To test the changes and see if the factors involved would actually improve performance
and not increase heat or add unreliability into the mix, may be something to consider...
A few ideas on stress testing, measuring throttle and temperatures on Macs, CPU and GPU
without attempting to measure the actual performance, is one angle to look into. See first link;
the second link appears to be a more polished concept with better options.
• Automated Stress Tests on Mac QNXOR/MacOh:
https://github.com/qnxor/macoh
• GpuTest - Cross-platform GPU Stress Test and Open GL Benchmark: for Windows, Linux, & OS X:
http://www.geeks3d.com/gputest/
Older tests include XBench Macintosh benchmark testing - freeware
http://xbench.com/
You may be able to find the specs for the Intel HD3000 graphic unit to verify the total RAM usage
it can support; it was pointed out to me the number could be as high as 1.7GB RAM (from system
shared with graphics) though the mathematical limit may have been rounded-down.
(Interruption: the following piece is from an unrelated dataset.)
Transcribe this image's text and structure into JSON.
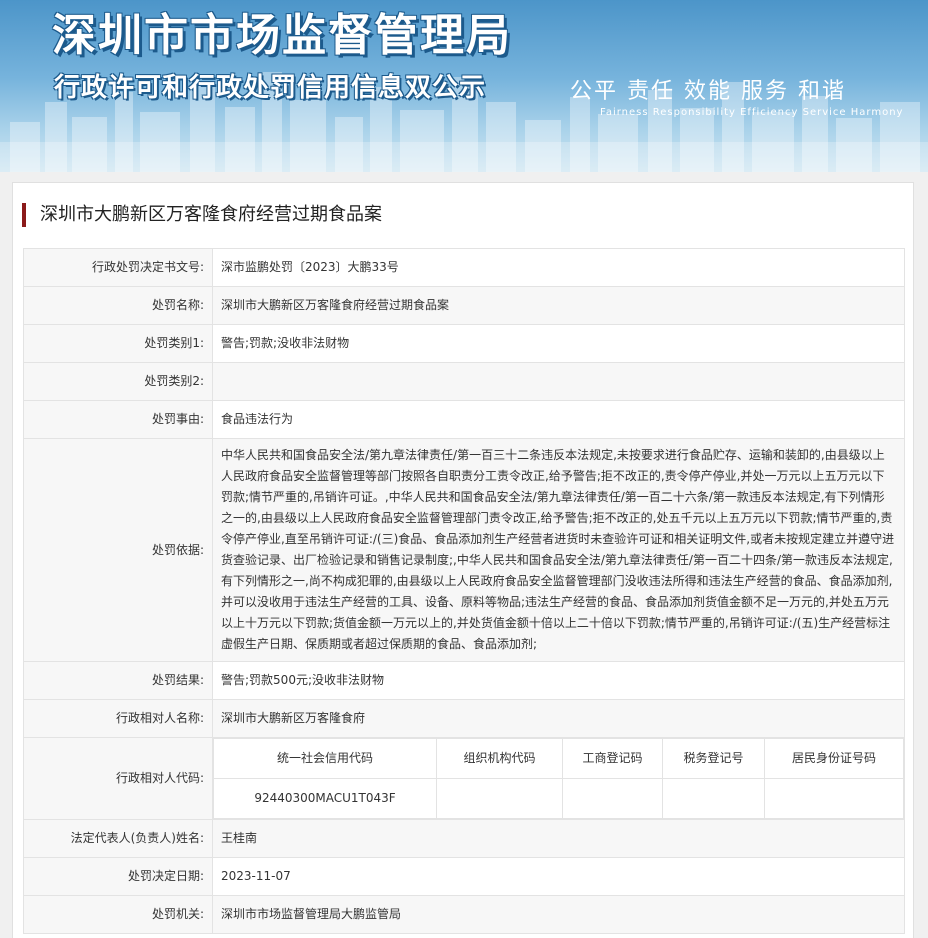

In the older
implementation of GMA shared memory graphics, the computer's total allotment of RAM may not
have supported such a generous portion given over to the graphics processor, when applications
and the OS X CPU may have suffered in the process. (Intel sources may validate max GMA RAM.)
Anyway, I was curious about this since some limits in older hardware can be overcome by use of
an SSD to supplement a general lack of RAM, so a higher proportion of standard RAM could be
used for the GPU without a loss to the overall performance of the CPU and application processes.
The topic is likely a distance from this thread 'general basic user questions' where few would
attempt to go into the command-line or singleuser to modify the specs and tweak performance.
That said, you could use some tools to test and verify; as it probably would work OK if the unit does
not overheat; if other performance/durability factors don't compromise the computer unit in question.
Older hardware may already be under some stress limits with a later OS X version.
Glad that you posted an interesting aside, a technical modification that may help, if it holds up OK;
though it was in an old 'solved' topic thread that often don't get revisited all that much going forward.